Ошибся, наверное, лейтенант: часа два теперь или около этого… Может, пять минут второго было, когда он пошел проверять посты? И пока мы с ним говорили, тоже время прошло.

Холодно. Ветер все сильнее. Насчет погодки он правильно сказал. А что сейчас в море творится!.. Зато в кубрике хорошо. Спят все. Дневальный слышит, как похрапывают ребята.

Я решаю постоять немного в траншее. Здесь тише, но как-то не по себе. Опять выхожу, оглядываюсь. И цепенею: шагах в пяти от меня кто-то лежит, упершись в землю руками и растопырив локти.

— Встать!

Голос у меня чужой. Вокруг только гудящая темнота, полная движения, которого я не вижу.

— Встать!

Замахиваясь винтовкой, я шагаю вперед и в самый последний момент понимаю: передо мной пень. Ахнув от ярости и еще не прошедшего страха, я изо всех сил всаживаю в него штык.
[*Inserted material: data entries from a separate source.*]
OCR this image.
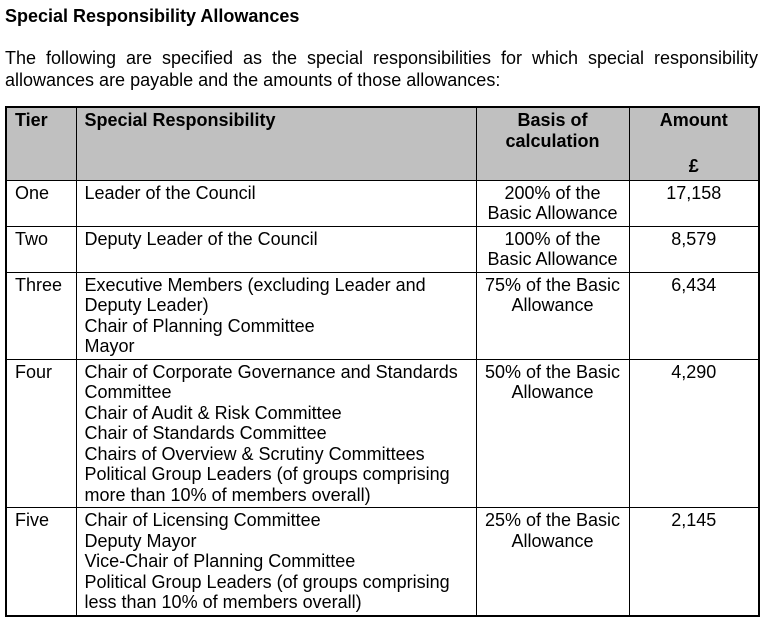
Special Responsibility Allowances

The following are specified as the special responsibilities for which special responsibility allowances are payable and the amounts of those allowances:

Tier	Special Responsibility	Basis of calculation	Amount
£

One	Leader of the Council	200% of the Basic Allowance	17,158
Two	Deputy Leader of the Council	100% of the Basic Allowance	8,579
Three	Executive Members (excluding Leader and Deputy Leader)
Chair of Planning Committee
Mayor	75% of the Basic Allowance	6,434
Four	Chair of Corporate Governance and Standards Committee
Chair of Audit & Risk Committee
Chair of Standards Committee
Chairs of Overview & Scrutiny Committees
Political Group Leaders (of groups comprising more than 10% of members overall)	50% of the Basic Allowance	4,290
Five	Chair of Licensing Committee
Deputy Mayor
Vice-Chair of Planning Committee
Political Group Leaders (of groups comprising less than 10% of members overall)	25% of the Basic Allowance	2,145
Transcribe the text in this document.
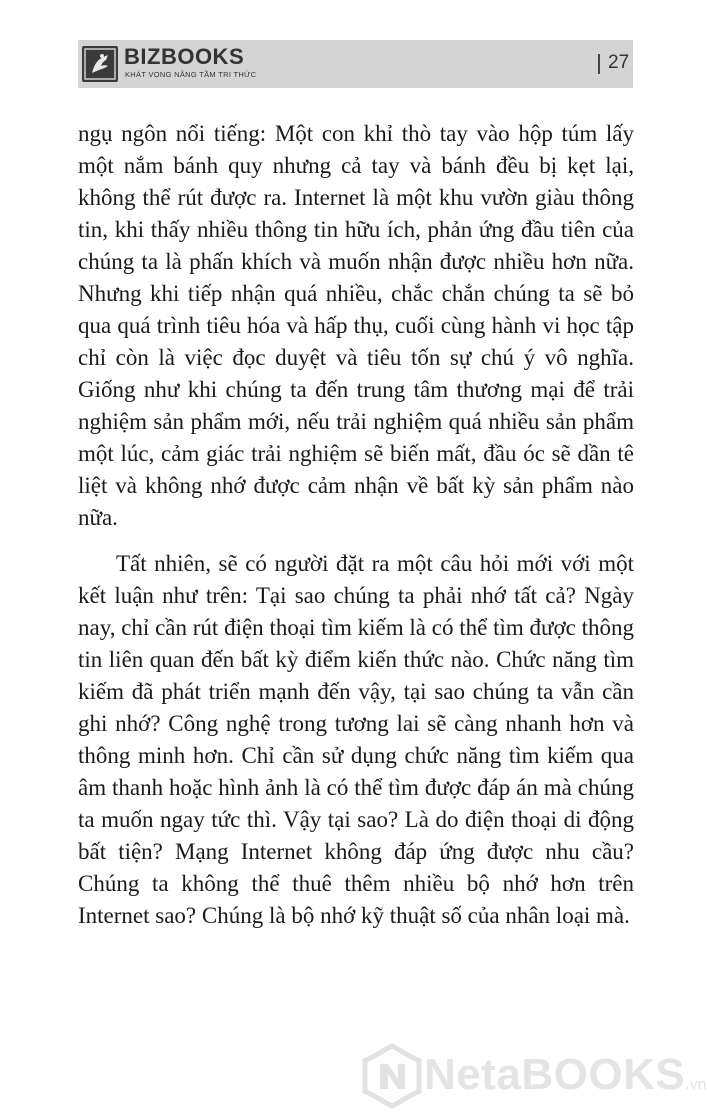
BIZBOOKS
KHÁT VỌNG NÂNG TẦM TRI THỨC
27

ngụ ngôn nổi tiếng: Một con khỉ thò tay vào hộp túm lấy một nắm bánh quy nhưng cả tay và bánh đều bị kẹt lại, không thể rút được ra. Internet là một khu vườn giàu thông tin, khi thấy nhiều thông tin hữu ích, phản ứng đầu tiên của chúng ta là phấn khích và muốn nhận được nhiều hơn nữa. Nhưng khi tiếp nhận quá nhiều, chắc chắn chúng ta sẽ bỏ qua quá trình tiêu hóa và hấp thụ, cuối cùng hành vi học tập chỉ còn là việc đọc duyệt và tiêu tốn sự chú ý vô nghĩa. Giống như khi chúng ta đến trung tâm thương mại để trải nghiệm sản phẩm mới, nếu trải nghiệm quá nhiều sản phẩm một lúc, cảm giác trải nghiệm sẽ biến mất, đầu óc sẽ dần tê liệt và không nhớ được cảm nhận về bất kỳ sản phẩm nào nữa.

Tất nhiên, sẽ có người đặt ra một câu hỏi mới với một kết luận như trên: Tại sao chúng ta phải nhớ tất cả? Ngày nay, chỉ cần rút điện thoại tìm kiếm là có thể tìm được thông tin liên quan đến bất kỳ điểm kiến thức nào. Chức năng tìm kiếm đã phát triển mạnh đến vậy, tại sao chúng ta vẫn cần ghi nhớ? Công nghệ trong tương lai sẽ càng nhanh hơn và thông minh hơn. Chỉ cần sử dụng chức năng tìm kiếm qua âm thanh hoặc hình ảnh là có thể tìm được đáp án mà chúng ta muốn ngay tức thì. Vậy tại sao? Là do điện thoại di động bất tiện? Mạng Internet không đáp ứng được nhu cầu? Chúng ta không thể thuê thêm nhiều bộ nhớ hơn trên Internet sao? Chúng là bộ nhớ kỹ thuật số của nhân loại mà.

NetaBOOKS.vn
…Тихонько шепчутся сосны. Их желтоватые стволы ясно выделяются на побуревшей еловой хвое. Над ними ровное серое небо, а внизу — нетронутые островки первого снега. И мне эти скупые краски кажутся красивыми. По крайней мере четко, понятно и ничего не сливается.

Сейчас, днем, все здесь выглядит по-другому: довольно редкий лес, бестолковые следы на поляне, траншея… Только этот вывороченный пень похож все-таки на человека, который готовится прыгнуть.

Я подхожу к нему, пинаю ботинком. И улыбаюсь: пень весь исколот штыками — весь! Значит, не я один с ним сражался…

Кончаются мои первые сутки в карауле.

А мама пишет: «На днях непременно отправлю тебе посылку», — теперь помню точно.